Even though a very few counties, including Nimba (probably because a special committee other than Legislators may be handling the fiscal cash), may be immensely benefitting from the use of this money, it is absolutely wrong for these legislators to give themselves purchasing power without due regards to the various Project Management Committees of the Counties.

One clear example is the issue of the earth-moving machines last Sunday presented to the people of Bong County. Even though documents available to some citizens of the county suggest that the equipment bought by the MDMC are used machines, the Bong County Legislative Caucus, through its Chairman George Sylvester Muulbah continues to claim that the machines are “brand new”. And again, the MDMC cannot be held responsible for the purchase of such used caterpillars because the amount given it by the Caucus was used to buy those refurbished yellow machines from South Africa.

The issue of the stalled construction of the Goveh Community College is another classic example. No ration person will believe that about eighty-percent of the money for the project has already been paid to the Chinese Contractors, while the project is still at sixty percent without any sign of being completed by September of this year. Investigations are suggesting that of the eighty-percent of the total cost of the project, some members of the Bong Legislative Caucus intercepted thirty-percent as “kick-backs” from the Chinese Contractors, who are currently very disgruntle.

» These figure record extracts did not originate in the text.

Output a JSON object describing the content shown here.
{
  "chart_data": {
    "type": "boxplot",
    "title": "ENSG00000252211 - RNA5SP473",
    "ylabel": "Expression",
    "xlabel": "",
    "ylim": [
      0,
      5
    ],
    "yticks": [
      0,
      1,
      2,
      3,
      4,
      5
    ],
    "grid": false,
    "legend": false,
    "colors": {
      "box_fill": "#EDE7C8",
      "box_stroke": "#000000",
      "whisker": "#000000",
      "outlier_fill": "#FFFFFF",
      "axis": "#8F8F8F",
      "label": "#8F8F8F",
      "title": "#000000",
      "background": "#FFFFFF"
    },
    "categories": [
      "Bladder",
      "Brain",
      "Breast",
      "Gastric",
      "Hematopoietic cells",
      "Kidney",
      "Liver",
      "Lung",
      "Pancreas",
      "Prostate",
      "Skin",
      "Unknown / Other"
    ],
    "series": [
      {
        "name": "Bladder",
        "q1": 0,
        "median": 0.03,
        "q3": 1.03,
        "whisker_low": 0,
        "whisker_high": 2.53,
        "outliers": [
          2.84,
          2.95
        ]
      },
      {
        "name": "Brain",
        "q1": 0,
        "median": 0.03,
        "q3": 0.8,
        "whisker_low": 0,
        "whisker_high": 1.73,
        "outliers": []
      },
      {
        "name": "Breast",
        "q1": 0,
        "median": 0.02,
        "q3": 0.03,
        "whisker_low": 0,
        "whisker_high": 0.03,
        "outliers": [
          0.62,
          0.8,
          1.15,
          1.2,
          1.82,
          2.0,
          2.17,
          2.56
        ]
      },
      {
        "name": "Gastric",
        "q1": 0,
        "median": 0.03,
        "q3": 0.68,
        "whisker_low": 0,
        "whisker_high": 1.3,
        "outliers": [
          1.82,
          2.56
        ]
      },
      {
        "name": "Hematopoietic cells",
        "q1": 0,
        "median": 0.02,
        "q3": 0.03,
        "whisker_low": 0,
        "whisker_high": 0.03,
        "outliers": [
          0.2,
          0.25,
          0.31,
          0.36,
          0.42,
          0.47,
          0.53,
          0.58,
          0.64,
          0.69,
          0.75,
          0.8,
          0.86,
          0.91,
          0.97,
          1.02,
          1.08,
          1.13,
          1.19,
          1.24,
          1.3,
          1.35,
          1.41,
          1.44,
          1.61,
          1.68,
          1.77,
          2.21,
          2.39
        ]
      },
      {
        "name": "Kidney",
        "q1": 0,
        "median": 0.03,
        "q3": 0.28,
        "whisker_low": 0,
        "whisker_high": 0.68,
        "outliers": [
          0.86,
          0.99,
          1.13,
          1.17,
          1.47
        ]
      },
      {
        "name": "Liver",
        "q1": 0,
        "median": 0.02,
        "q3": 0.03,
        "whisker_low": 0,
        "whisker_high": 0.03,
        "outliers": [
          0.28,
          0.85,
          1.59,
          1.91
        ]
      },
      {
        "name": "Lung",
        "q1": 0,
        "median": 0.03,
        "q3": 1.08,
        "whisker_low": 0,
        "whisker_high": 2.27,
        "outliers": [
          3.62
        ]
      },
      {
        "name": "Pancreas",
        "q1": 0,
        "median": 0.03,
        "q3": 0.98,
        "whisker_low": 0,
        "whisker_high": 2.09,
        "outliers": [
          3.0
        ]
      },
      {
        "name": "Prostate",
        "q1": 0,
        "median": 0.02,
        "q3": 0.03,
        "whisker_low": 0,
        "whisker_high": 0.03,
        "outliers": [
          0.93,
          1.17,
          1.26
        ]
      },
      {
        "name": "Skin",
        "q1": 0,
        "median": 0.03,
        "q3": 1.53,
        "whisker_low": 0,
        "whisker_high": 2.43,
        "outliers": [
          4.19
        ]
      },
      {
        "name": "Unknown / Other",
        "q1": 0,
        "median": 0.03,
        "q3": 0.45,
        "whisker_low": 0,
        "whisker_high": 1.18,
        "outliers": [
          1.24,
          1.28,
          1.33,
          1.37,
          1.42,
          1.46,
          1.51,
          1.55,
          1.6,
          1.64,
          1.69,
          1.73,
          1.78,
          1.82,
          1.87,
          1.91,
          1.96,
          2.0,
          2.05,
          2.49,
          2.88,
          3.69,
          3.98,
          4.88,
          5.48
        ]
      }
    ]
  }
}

At the moment, funds set aside for financial aid to students of Bong County at various universities in Liberia under the guise of “the Suacoco scholarship program” are under economic hostage by Representatives of the various electoral districts of the county. These are just a few instances of how powerful our Legislators have made themselves very power, far more than what the Constitution of Liberia gives.

Quite honestly, Legislators must only play a monitoring role in how the social development funds are expended, other than being directly involved in expending the money.

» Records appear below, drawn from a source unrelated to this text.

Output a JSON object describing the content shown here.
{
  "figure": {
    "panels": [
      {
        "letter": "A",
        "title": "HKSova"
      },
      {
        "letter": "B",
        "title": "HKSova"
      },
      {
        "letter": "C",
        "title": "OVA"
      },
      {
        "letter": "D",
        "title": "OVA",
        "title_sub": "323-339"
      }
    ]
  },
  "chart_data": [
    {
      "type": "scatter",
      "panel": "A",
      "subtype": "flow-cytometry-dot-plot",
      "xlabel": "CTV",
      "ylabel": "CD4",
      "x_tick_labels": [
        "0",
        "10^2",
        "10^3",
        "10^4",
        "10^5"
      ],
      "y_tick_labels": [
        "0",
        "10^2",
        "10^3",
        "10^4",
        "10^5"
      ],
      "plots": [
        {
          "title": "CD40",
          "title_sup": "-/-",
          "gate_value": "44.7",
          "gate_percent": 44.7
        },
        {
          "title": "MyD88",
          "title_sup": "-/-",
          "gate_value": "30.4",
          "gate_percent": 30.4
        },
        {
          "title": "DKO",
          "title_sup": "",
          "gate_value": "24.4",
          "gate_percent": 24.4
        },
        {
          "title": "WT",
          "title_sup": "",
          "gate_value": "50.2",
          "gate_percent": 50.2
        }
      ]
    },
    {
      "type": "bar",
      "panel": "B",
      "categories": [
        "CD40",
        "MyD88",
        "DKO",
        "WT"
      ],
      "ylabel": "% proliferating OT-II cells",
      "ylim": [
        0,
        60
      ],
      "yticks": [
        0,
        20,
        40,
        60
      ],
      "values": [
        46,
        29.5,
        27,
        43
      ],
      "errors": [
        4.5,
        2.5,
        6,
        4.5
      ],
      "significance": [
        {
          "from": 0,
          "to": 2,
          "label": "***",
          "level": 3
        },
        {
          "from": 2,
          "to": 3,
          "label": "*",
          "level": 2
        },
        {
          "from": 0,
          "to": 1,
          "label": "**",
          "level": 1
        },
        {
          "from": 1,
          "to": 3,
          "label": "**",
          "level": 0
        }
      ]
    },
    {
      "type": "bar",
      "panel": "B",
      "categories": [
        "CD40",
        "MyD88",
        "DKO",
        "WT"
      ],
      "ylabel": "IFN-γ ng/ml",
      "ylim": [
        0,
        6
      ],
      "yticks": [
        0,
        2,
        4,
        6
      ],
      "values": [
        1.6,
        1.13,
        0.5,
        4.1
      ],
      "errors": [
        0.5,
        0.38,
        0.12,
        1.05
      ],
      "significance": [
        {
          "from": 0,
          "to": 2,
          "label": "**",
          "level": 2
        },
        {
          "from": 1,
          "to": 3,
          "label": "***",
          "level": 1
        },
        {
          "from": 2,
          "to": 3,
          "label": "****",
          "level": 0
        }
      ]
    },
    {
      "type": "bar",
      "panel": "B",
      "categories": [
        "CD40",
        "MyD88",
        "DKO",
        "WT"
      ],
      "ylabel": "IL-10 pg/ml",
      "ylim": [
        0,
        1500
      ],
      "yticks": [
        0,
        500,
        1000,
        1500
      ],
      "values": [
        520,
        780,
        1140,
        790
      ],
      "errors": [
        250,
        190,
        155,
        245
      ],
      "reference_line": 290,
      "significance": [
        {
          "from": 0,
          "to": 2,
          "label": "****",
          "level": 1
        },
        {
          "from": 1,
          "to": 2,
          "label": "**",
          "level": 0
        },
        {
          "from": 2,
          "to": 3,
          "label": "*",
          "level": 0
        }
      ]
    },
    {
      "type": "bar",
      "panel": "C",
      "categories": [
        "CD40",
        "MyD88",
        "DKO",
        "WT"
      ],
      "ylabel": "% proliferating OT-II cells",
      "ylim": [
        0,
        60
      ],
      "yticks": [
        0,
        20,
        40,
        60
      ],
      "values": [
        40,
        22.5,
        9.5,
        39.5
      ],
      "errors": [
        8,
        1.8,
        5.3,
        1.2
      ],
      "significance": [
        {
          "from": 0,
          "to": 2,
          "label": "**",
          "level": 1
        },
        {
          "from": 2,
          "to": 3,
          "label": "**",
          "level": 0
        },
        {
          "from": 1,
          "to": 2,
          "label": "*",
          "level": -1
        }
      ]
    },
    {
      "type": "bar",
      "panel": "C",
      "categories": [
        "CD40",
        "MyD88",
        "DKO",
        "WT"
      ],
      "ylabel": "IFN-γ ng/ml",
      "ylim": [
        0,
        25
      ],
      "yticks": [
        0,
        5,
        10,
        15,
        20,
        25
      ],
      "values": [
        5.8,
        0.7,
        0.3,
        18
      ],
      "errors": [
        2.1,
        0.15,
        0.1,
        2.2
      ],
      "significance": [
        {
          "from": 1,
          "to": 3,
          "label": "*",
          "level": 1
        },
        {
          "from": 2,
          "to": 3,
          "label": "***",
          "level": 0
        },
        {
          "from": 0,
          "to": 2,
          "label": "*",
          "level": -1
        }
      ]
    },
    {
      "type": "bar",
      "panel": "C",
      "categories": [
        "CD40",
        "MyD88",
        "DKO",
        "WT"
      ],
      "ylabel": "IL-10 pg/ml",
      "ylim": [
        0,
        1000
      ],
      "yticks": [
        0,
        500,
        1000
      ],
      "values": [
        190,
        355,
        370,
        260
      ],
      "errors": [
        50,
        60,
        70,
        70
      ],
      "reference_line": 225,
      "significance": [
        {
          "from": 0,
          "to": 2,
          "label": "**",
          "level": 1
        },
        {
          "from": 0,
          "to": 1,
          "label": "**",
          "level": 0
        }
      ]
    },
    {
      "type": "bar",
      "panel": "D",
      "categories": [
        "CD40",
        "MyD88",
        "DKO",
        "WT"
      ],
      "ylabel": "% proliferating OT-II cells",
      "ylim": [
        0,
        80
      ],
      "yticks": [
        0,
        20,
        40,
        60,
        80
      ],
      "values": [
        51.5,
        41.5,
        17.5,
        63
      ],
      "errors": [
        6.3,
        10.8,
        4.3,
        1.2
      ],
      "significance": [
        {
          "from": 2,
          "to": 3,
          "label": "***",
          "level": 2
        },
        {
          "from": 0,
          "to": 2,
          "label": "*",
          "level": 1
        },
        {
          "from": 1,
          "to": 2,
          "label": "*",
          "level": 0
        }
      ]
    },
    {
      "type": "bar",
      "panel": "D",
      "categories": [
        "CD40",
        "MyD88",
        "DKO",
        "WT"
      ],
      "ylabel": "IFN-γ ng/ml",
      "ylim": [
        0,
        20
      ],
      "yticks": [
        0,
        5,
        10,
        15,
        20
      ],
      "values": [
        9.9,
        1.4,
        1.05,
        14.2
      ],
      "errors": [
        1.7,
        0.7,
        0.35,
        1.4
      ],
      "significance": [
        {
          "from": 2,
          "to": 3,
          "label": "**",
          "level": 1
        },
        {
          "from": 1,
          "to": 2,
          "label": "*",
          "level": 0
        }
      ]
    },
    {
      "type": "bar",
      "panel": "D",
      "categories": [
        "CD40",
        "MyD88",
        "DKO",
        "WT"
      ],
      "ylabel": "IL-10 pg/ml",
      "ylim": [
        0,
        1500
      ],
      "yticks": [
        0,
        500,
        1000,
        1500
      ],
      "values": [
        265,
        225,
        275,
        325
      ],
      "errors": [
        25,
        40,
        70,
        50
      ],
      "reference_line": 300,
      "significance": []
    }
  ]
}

Right now in Bong County, for example, the people have received no report no reports on the expenditure of the County’s Social Development Fund up to date since its inception. While this is so, the county administration is yet to speak to this matter, despite numerous calls by citizens and civil society organizations to do so-only because of the threats and other influences of their lawmakers.

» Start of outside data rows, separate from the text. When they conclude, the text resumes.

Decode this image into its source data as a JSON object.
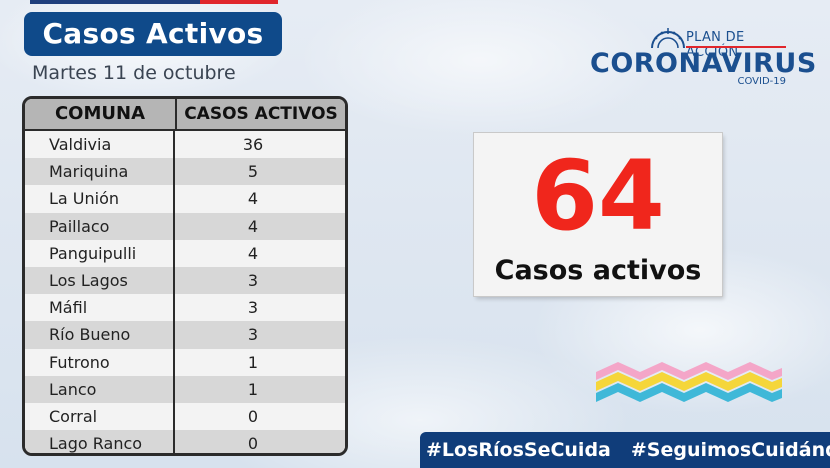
{
  "header": {
    "title": "Casos Activos",
    "date": "Martes 11 de octubre"
  },
  "table": {
    "columns": [
      "COMUNA",
      "CASOS ACTIVOS"
    ],
    "rows": [
      {
        "comuna": "Valdivia",
        "casos": "36"
      },
      {
        "comuna": "Mariquina",
        "casos": "5"
      },
      {
        "comuna": "La Unión",
        "casos": "4"
      },
      {
        "comuna": "Paillaco",
        "casos": "4"
      },
      {
        "comuna": "Panguipulli",
        "casos": "4"
      },
      {
        "comuna": "Los Lagos",
        "casos": "3"
      },
      {
        "comuna": "Máfil",
        "casos": "3"
      },
      {
        "comuna": "Río Bueno",
        "casos": "3"
      },
      {
        "comuna": "Futrono",
        "casos": "1"
      },
      {
        "comuna": "Lanco",
        "casos": "1"
      },
      {
        "comuna": "Corral",
        "casos": "0"
      },
      {
        "comuna": "Lago Ranco",
        "casos": "0"
      }
    ]
  },
  "brand": {
    "top": "PLAN DE ACCIÓN",
    "main": "CORONAVIRUS",
    "sub": "COVID-19",
    "color": "#1b4f8f"
  },
  "summary": {
    "total": "64",
    "label": "Casos activos",
    "number_color": "#f0261c"
  },
  "footer": {
    "hashtags": [
      "#LosRíosSeCuida",
      "#SeguimosCuidándonos"
    ]
  },
  "icons": [
    "dome-icon",
    "waves-logo-icon"
  ]
}
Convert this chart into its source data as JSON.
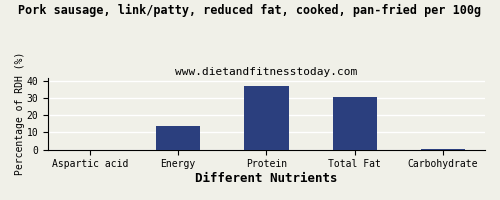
{
  "title": "Pork sausage, link/patty, reduced fat, cooked, pan-fried per 100g",
  "subtitle": "www.dietandfitnesstoday.com",
  "categories": [
    "Aspartic acid",
    "Energy",
    "Protein",
    "Total Fat",
    "Carbohydrate"
  ],
  "values": [
    0,
    13.5,
    37,
    31,
    0.5
  ],
  "bar_color": "#2b3f7e",
  "xlabel": "Different Nutrients",
  "ylabel": "Percentage of RDH (%)",
  "ylim": [
    0,
    42
  ],
  "yticks": [
    0,
    10,
    20,
    30,
    40
  ],
  "title_fontsize": 8.5,
  "subtitle_fontsize": 8,
  "xlabel_fontsize": 9,
  "ylabel_fontsize": 7,
  "tick_fontsize": 7,
  "background_color": "#f0f0e8",
  "grid_color": "#ffffff"
}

When all of these are happening, how can these same Legislators accuse of President of Liberia of exercising too much power? With all of the powers given her by the Liberian Constitution, she is moderate and cooperative with the lawmakers, even though they continue to capitalize on such coordination on the side of the President to exercise excessive power in the counties, especially over the social development fund provided by companies operating in their respective regions.